The memory peak comes from the intermediate float64 cast used during covariance accumulation (needed for numerical stability at large N). At N = 1M this scales to about 3 GB transiently; split the training set or upstream a float64 cast of a sample if that is a concern. The stored rotation matrix itself is dim * dim * 4 bytes (576 KB at dim=384).

Runtime cost is negligible: the query rotation is a (1, dim) @ (dim, dim) matmul at ~1.6 us, and a batched (200, dim) @ (dim, dim) is ~42 us -- both hidden by the rest of the search pipeline.

Reproduce with python experiments/bench_ivfpq_opq.py after caching the FIQA corpus.

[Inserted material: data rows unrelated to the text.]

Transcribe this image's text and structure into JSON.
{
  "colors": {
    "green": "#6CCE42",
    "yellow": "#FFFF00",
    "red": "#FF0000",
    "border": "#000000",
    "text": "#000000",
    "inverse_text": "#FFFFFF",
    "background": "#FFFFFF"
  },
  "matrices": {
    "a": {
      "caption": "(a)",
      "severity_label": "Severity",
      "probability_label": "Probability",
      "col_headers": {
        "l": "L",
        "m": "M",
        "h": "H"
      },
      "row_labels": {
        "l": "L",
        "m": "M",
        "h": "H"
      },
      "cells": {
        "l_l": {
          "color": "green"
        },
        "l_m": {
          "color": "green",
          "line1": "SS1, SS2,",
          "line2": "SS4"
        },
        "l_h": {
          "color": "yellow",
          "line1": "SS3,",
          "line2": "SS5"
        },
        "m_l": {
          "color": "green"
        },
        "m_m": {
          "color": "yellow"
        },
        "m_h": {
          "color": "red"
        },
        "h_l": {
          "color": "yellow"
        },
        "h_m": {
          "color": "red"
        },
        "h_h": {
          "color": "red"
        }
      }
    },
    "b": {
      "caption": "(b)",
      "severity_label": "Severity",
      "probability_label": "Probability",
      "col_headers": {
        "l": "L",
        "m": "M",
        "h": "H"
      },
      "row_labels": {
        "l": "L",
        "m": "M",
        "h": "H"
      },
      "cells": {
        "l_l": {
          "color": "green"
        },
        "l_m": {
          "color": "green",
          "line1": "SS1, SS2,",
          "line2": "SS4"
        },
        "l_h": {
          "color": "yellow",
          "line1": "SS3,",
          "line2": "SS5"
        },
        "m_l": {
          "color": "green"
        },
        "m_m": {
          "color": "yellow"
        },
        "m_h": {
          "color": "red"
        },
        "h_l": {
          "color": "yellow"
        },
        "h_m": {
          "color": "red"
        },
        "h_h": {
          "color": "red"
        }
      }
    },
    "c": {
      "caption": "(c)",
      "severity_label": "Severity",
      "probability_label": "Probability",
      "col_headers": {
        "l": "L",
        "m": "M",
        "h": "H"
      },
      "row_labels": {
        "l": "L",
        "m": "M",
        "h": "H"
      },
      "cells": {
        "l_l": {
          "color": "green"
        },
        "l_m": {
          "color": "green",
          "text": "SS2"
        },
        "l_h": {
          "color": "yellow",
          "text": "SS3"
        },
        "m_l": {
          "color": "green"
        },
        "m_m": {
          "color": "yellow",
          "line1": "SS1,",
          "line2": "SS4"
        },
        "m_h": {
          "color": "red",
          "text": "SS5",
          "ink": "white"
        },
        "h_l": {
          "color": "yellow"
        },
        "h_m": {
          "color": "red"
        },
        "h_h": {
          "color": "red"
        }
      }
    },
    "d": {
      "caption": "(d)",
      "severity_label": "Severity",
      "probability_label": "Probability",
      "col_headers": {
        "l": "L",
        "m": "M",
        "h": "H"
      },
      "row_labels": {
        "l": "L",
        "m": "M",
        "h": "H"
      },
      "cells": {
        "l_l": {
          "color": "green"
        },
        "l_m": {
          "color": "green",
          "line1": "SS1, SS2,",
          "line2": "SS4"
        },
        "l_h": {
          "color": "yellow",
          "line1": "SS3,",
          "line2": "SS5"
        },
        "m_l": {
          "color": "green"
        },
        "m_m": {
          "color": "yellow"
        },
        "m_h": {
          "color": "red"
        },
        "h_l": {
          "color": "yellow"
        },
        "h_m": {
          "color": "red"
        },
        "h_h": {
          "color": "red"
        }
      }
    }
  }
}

Historical: snapvec vs sqlite-vec across N

The earlier (pre-competitive-table) snapvec-vs-sqlite-vec scale measurement, kept for the absolute scaling story snapvec unlocks. snapvec at nprobe=64 + rerank.

N sqlite-vec snapvec Speedup Recall tradeoff
10k 2.3 ms 0.44 ms 5x 0.997
57k 15.1 ms 0.44 ms 34x 0.977
100k 23.8 ms 1.04 ms 23x 0.994
500k ~110 ms 0.9 ms 125x ~0.97
1M brute-force infeasible 1.1 ms -- --

Batched search threading curve

IVFPQSnapIndex.search_batch fans out per-query scoring across worker threads. Threading is a throughput knob, not a per-call latency knob: the single search() API is serial on purpose (it competes with NumPy's internal BLAS pool; see the docstring).

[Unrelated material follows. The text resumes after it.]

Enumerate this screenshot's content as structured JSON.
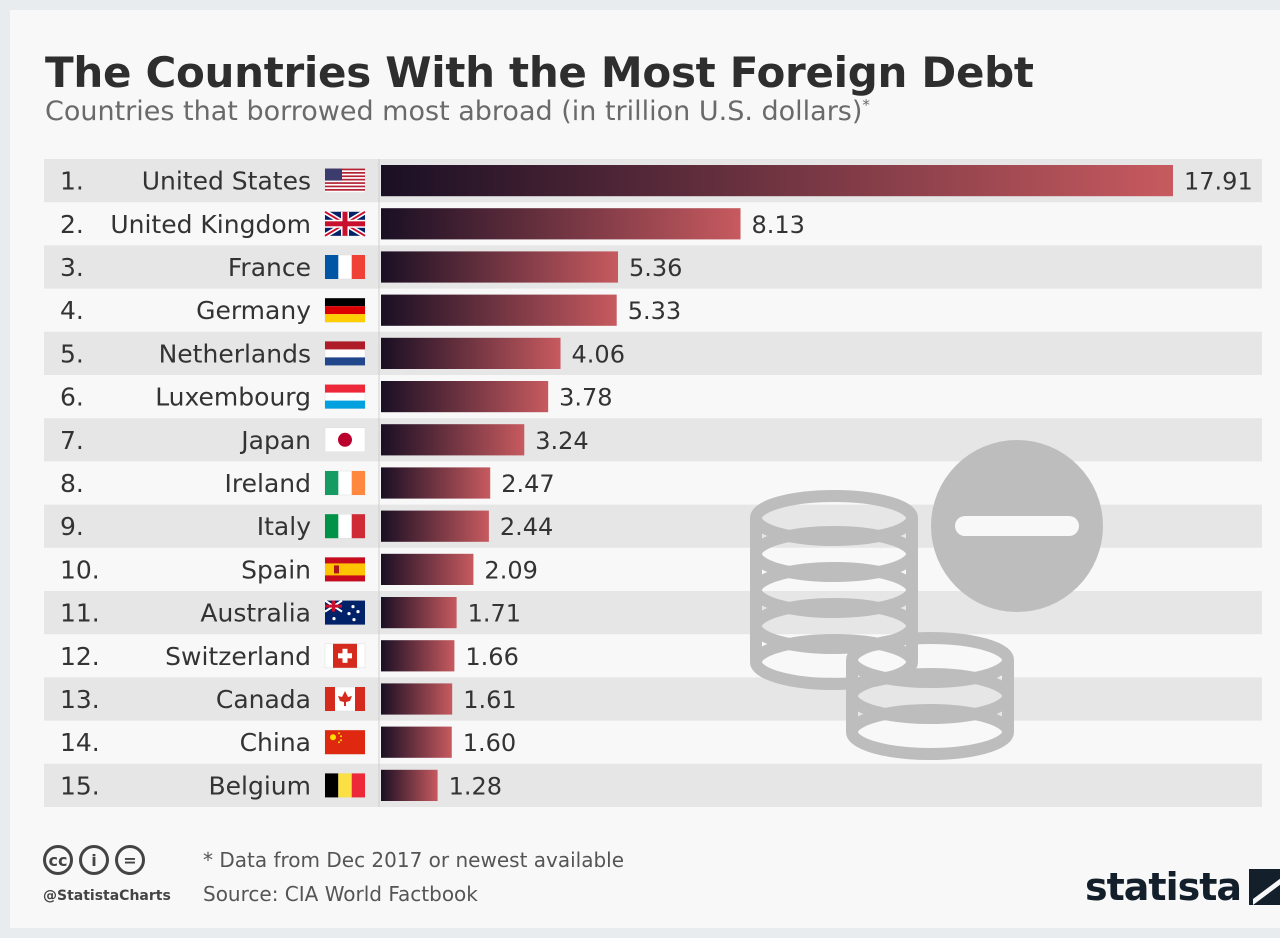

Same FIQA corpus as above (N = 57,638, dim = 384), batch_size = 128, measured on an Apple M4 Pro (12 cores), NumPy 2.4.3, Python 3.12.

nprobe t=1 ms/q t=2 ms/q t=4 ms/q t=8 ms/q best speedup
4 0.09 0.06 0.05 0.06 1.69x
8 0.15 0.09 0.07 0.09 2.31x
16 0.29 0.16 0.10 0.13 2.92x
32 0.50 0.28 0.16 0.20 3.06x
64 0.95 0.51 0.29 0.33 3.31x
128 1.84 0.98 0.54 0.57 3.43x
256 3.70 1.91 1.01 1.09 3.67x

Observations:

  • num_threads=4 is the sweet spot on this machine across every nprobe. At num_threads=8 the curve regresses; the executor over-subscribes the efficiency cores and starts fighting BLAS.
  • Scaling improves with nprobe because per-query work grows: at nprobe=4, threading overhead caps speedup at 1.7x; at nprobe=256 it reaches 3.7x.
  • Sub-millisecond at 4 threads for nprobe <= 64, which spans the 0.85 to 0.977 recall range from the headline table above. That is 3,400 - 20,000 queries per second per process.

Reproduce with python experiments/bench_ivf_pq_threading.py after caching both the FIQA corpus (experiments/.cache_fiqa_bge_small.npy) and the FIQA queries (experiments/.cache_fiqa_queries_bge_small.npy).

Compression ratios

For BGE-small (dim=384, float32 baseline = 1536 B/vec):

Index Config B/vec Compression
SnapIndex bits=2 132 11.6x
SnapIndex bits=3 196 7.8x
SnapIndex bits=4 260 5.9x
PQSnapIndex M=16 16 96x
PQSnapIndex M=32 32 48x
IVFPQSnapIndex M=192 + fp16 rerank ~960 1.6x (rerank cache dominates)
IVFPQSnapIndex M=192, no rerank ~192 8x

Reproduction

pip install -e ".[dev]"
python experiments/bench_competitive.py             # Pareto: snapvec vs FAISS vs hnswlib vs sqlite-vec
python experiments/bench_ivfpq_opq.py               # OPQ vs no-OPQ recall sweep
python experiments/bench_ivf_pq_threading.py        # search_batch threading curve
python experiments/bench_sqlite_vec_baseline.py     # sqlite-vec scale comparison

The experiments/ folder is WIP; expect rough edges. A first-class bench/ suite that runs in CI and emits machine-readable results is tracked on the roadmap.